## SageMaker Training Job 

### Please go through this notebook only if you have finished Part 1 to Part 4 of the tutorial.

---
#### Step 1: Import packages, get IAM role, get the region and set the S3 bucket.

In [None]:
#Do not execute this in demo
%%sh 
pwd
cd local_test/test_dir/input/data/training/
ls -ltr
aws s3 cp data_set s3://eu.com.syngenta-datascience-model-training/Preetam.Balijepalli@syngenta.com/keras-sagemaker/train/data/data_set

---
#### Step 2: Create the algorithm image and push to Amazon ECR.

In [None]:
#Do not execute this in demo
%%sh

chmod +x create_container.sh 

./create_container.sh keras-sagemaker

---
#### Step 3: Define variables with data location and output location in S3 bucket.

In [1]:
schema = 's3:/' 
bucket = 'eu.com.syngenta-datascience-model-training'

user = 'Preetam.Balijepalli@syngenta.com' 
experiment = 'keras-sagemaker'


data_location = f'{schema}/{bucket}/{user}/{ experiment}/train/data'
print("data location - " + data_location)

output_location = f'{schema}/{bucket}/{user}/{ experiment}/output'
print("output location - " + output_location)

data location - s3://eu.com.syngenta-datascience-model-training/Preetam.Balijepalli@syngenta.com/keras-sagemaker/train/data
output location - s3://eu.com.syngenta-datascience-model-training/Preetam.Balijepalli@syngenta.com/keras-sagemaker/output


---
#### Step 4: Create a SageMaker session.

In [2]:
import sagemaker as sage

sagemaker_session = sage.Session()

# this line of code requires iam:GetRole permissions
#role = sage.get_execution_role()

---
#### Step 5: Define variables for account, region and algorithm image.

In [3]:
account = sagemaker_session.boto_session.client('sts').get_caller_identity()['Account'] # aws account 
region = sagemaker_session.boto_session.region_name # aws server region
tag='gpu'
image = '{}.dkr.ecr.{}.amazonaws.com/datascience-model-training:{}'.format(account, region, tag) # algorithm image path in ECR
#keras-sagemaker-train
print(account)
print(region)
print(image)

170605107178
eu-central-1
170605107178.dkr.ecr.eu-central-1.amazonaws.com/datascience-model-training:gpu


---
#### Step 6: Define hyperparameters to be passed to your algorithm. 
In this project we are reading two hyperparameters for training. Use of hyperparameters in optional.

In [4]:
hyperparameters = {"batch_size":128, "epochs":30}

---
#### Step 7: Create the training job using SageMaker Estimator.

In [5]:
role = 'arn:aws:iam::170605107178:role/SYN-Datascience-SageMaker-Role'

subnets_config = ['subnet-0bdd33f41f946b22a', 'subnet-0c7c8959343746db7']

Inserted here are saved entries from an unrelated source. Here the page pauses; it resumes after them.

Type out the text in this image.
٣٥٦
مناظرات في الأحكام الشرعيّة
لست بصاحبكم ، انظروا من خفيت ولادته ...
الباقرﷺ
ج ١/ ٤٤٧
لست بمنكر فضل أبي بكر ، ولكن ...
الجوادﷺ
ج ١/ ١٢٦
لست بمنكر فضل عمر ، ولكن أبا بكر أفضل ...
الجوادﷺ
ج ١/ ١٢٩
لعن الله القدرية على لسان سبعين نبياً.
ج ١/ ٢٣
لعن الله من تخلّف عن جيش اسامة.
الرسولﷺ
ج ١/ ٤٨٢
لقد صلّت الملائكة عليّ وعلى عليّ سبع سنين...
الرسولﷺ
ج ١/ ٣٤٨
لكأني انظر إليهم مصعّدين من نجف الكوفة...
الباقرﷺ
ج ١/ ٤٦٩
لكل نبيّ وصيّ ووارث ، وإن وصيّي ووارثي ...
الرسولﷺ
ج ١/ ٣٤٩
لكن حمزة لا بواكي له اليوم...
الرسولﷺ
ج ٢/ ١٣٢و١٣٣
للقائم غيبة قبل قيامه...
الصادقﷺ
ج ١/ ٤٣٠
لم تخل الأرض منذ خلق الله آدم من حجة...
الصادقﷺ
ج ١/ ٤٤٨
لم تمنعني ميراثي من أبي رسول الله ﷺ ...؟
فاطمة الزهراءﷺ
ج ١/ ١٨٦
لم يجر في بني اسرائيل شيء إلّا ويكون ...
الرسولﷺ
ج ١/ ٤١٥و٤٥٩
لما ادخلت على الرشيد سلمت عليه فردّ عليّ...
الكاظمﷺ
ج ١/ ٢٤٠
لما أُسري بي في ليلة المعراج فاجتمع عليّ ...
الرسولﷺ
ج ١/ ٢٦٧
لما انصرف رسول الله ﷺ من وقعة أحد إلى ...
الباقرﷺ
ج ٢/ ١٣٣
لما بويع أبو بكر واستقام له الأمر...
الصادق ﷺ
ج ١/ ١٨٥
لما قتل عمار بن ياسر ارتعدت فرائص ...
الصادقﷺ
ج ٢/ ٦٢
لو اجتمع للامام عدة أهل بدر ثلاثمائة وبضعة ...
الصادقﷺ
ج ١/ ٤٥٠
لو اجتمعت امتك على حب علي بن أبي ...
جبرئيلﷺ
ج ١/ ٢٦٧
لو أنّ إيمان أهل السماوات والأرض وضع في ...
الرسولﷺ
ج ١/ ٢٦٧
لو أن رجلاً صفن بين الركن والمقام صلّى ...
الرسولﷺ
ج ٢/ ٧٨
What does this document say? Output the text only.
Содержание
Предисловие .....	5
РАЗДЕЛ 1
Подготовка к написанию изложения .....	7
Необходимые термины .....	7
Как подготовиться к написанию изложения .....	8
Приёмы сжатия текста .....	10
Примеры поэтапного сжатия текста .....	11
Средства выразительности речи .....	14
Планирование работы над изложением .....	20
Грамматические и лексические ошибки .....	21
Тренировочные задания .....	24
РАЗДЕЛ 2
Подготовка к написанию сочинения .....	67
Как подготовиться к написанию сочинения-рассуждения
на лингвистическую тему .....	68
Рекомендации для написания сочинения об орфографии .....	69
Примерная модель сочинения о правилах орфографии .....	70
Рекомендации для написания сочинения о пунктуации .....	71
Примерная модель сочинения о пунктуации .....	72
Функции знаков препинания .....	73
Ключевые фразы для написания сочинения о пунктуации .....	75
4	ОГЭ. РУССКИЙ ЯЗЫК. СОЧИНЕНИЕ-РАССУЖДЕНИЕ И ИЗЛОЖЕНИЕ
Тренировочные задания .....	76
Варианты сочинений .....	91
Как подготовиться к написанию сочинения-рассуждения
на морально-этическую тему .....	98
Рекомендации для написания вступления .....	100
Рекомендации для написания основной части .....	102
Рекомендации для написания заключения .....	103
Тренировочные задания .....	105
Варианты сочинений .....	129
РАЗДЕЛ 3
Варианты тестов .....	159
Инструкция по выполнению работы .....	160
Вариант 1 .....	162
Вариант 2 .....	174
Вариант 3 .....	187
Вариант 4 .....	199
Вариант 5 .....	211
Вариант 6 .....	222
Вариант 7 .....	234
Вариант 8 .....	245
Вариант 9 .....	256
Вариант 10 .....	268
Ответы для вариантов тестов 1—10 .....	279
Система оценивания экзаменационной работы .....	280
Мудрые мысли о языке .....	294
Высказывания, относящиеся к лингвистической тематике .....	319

security_groups_config = [ "sg-1ad4ea70",
              "sg-99d781f1",
              "sg-dfa1f7b7"]

# the instance type to be used for training. using 'local' will not trigger a job on SageMaker
instance_count = 1
instance_type = 'ml.p3.2xlarge'

#https://aws.amazon.com/sagemaker/pricing/
#https://aws.amazon.com/sagemaker/pricing/instance-types/

#ml.p3.2xlarge Accelerated Computing – Current Generation 	8(CPU cores)	1xV100(GPU)	61GiB(CPU mem)	16GiB(Gpu mem)
# ml.c5.2xlarge 	  Compute Instances - Current Generation	 $0.543 16GiB RAM 8 cores
# ml.m4.xlarge	   Compute Instances - Standard Generation	 $0.336 16GiB Ram 4 cores


classifier = sage.estimator.Estimator(image_name=image, 
                                      role=role,
                                      train_instance_count=instance_count, 
                                      train_instance_type= instance_type,
                                      hyperparameters=hyperparameters,
                                      output_path=output_location,
                                      subnets=subnets_config, 
                                      security_group_ids=security_groups_config,
                                      sagemaker_session=sagemaker_session)

---
#### Step 8: Run the training job by passing the data location.

In [6]:
from datetime import datetime

job_prefix_name = 'datascience-model-training'
training_job_name = job_prefix_name + '-'  + datetime.now().strftime("%Y-%m-%d-%H-%M-%S")

print(training_job_name)

datascience-model-training-2020-04-17-07-48-53


In [7]:
classifier.fit(inputs=data_location, 
              logs=True, 
              job_name=training_job_name)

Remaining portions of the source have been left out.